Tinky & Joshua Bello
Coaching helped both my son and I. There’s more trust, confidence, and the right kind of love.
Prior to this testimonial, my son had 2 very successful sessions in Life Coaching. From being very shy and timid, he now enjoys socializing with his classmates. He has learned to express himself more to me through words, whereas previously, it would take me a drum of sweat before I could squeeze more than 2 words from him.
My son has graduated from High School this past school year. Being very talented in the field of music, violin in particular, he decided to pursue his gift through college, hence, he had to undergo auditions and music theory exams in 2 of the best universities in the country. He prepared, well that’s really an understatement as he actually pushed and worked and practiced himself to sleep almost every day and night. I admired him so much for his perseverance! Yet at the same time, I can see he was already struggling with something inside of him. And then one day, he was not practicing so much anymore. He was just playing video games most of the time. And so I would remind him every now and then to practice and study for his music theory exam. With this, I decided to make an appointment with Edwin, my son’s life coach, a few days before his first audition. We met at the beautiful and very serene American Memorial in Taguig City. And so their coaching session went on as my daughter, my husband and I enjoyed the venue away from Edwin and my son.
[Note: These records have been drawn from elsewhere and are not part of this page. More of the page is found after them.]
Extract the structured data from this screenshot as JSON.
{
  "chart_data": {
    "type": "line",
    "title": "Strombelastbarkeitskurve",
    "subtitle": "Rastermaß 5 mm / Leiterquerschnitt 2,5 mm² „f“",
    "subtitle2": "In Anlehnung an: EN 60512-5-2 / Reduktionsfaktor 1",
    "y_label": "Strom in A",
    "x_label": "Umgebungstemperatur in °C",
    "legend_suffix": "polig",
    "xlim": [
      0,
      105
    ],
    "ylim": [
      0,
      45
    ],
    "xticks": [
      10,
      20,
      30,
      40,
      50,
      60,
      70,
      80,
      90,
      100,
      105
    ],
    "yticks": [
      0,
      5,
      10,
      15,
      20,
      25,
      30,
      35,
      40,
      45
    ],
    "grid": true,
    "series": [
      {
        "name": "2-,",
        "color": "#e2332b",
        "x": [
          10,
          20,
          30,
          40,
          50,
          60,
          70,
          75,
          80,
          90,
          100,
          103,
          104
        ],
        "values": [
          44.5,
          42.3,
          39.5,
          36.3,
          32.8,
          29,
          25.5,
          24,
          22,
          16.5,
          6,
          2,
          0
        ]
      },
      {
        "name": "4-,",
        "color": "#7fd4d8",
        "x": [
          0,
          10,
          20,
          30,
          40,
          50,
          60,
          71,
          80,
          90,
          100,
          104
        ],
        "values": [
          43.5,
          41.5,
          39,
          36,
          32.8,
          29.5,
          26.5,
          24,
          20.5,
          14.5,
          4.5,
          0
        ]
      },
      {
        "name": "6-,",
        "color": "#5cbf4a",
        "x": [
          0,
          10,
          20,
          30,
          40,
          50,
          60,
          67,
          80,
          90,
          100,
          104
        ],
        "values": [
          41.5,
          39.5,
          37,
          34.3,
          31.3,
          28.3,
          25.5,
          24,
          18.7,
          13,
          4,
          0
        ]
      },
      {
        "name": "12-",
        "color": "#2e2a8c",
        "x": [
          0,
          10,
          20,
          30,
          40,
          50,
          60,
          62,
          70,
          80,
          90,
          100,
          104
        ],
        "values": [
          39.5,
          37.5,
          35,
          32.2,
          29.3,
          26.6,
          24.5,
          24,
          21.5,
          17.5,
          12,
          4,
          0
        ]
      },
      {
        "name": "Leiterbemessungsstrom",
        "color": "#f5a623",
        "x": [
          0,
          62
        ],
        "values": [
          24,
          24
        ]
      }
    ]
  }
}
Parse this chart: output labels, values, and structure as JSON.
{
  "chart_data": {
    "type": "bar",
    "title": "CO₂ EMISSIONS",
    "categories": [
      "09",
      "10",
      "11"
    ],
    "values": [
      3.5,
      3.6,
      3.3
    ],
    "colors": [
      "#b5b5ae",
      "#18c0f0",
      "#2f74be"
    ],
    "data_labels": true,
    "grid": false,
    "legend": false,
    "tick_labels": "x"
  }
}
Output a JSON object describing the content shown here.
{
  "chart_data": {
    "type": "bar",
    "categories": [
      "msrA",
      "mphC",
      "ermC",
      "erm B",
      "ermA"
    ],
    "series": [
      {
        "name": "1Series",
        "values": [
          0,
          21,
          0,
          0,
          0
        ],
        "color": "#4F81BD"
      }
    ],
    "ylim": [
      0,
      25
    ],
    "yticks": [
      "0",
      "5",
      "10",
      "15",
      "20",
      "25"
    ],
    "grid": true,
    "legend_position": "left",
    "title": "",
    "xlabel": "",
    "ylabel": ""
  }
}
After their session, Edwin discussed a few things with us regarding my son’s sentiments. Apparently, my son felt I, his mother, was nagging him about practicing. I was hurt as I know my intentions are for his best welfare and my son did not understand it. Edwin also recommended to create ‘happy moments’ with my son. Edwin requested him to play his violin for us, but my son was hesitant so my husband and I tried to make the situation light and we told him we’ll pay him to play for us. He agreed but still with much hesitation. He started to play but could not seem to get his groove that he suddenly stopped playing and adamantly refused to play again. I was confused. What was happening? This seemed like a much different outcome from his previous first 2 sessions. We did not push him anymore.
On our way home, Chino was very quiet and in a not-so-good mood. When we got home, after a few minutes my son went to me. He was crying and told me he was quitting, he did not want to pursue music anymore. He said he was not good enough and that perhaps he decided to pursue music because it’s the only thing he knows and nothing else. I was shocked! Again, I was at a loss on how to help him.
I asked him why, and he said he did not feel he’s ready, that he was finding his music piece very difficult to perform and so he knows he will not make it. He was saying all these things in anger and frustration! I could not tone him down. He was venting his frustration!
I called Edwin. He told me to keep on assuring my son that no matter what he decides on, he will still be loved and supported. And so my husband and I assured our son that our love for him will not lessen even if he decides to quit pursuing music. But we also told him that whatever decision he will make for himself, he will bear its result, both good and bad. He will take the responsibility for his action. If it turns out good, we will rejoice with him; if otherwise, we will weep with him and support him endlessly as long as we live.
He did not say it but by his actions in the succeeding days, he decided he will go through his first audition. I refrained from reminding him to practice and study. I was acting as if I did not care so much about what he decided on but in my heart I was down on my knees praying for God’s best for my son.
The audition day came. I chose not to accompany my son to his audition as he might feel more pressured with my presence. It seemed my presence was not comforting to him during those days. But he did ask me if I was going or not the night before. My husband accompanied my son to the university.
They waited 2 hours before turn came. When he came out of the audition room, he held a piece of paper with the result of his audition. My son received the highest scores in both the actual performance and the music theory exam! We were all celebrating his victory! I felt the result was a very timely affirmation of his gift! My son gained his confidence back!
And so the cycle continued in the next two weeks as my son still has another university to prepare for. But this time he was not acting so frustrated anymore. He felt assured that there’s already a school which accepted him. He still pounded himself in practice and music theory review. I kept my distance. I made sure that I would approach him only to hug him and ask him how he is. Once again, he passed the gruelling audition process! My son could not believe it! He said the second university’s audition was more difficult than the first one. I could not feel prouder, not just because he passed his auditions, but also because my son fought through his struggles and fears; whereas I also fought through my own fears and my feelings of helplessness.
Coaching helped both my son and I to work through the pains of reality, acceptance and adapting changes in our actions. Both of us grew in maturity towards our relationship with each other. There’s more trust and confidence, and definitely there’s more of the right kind of love.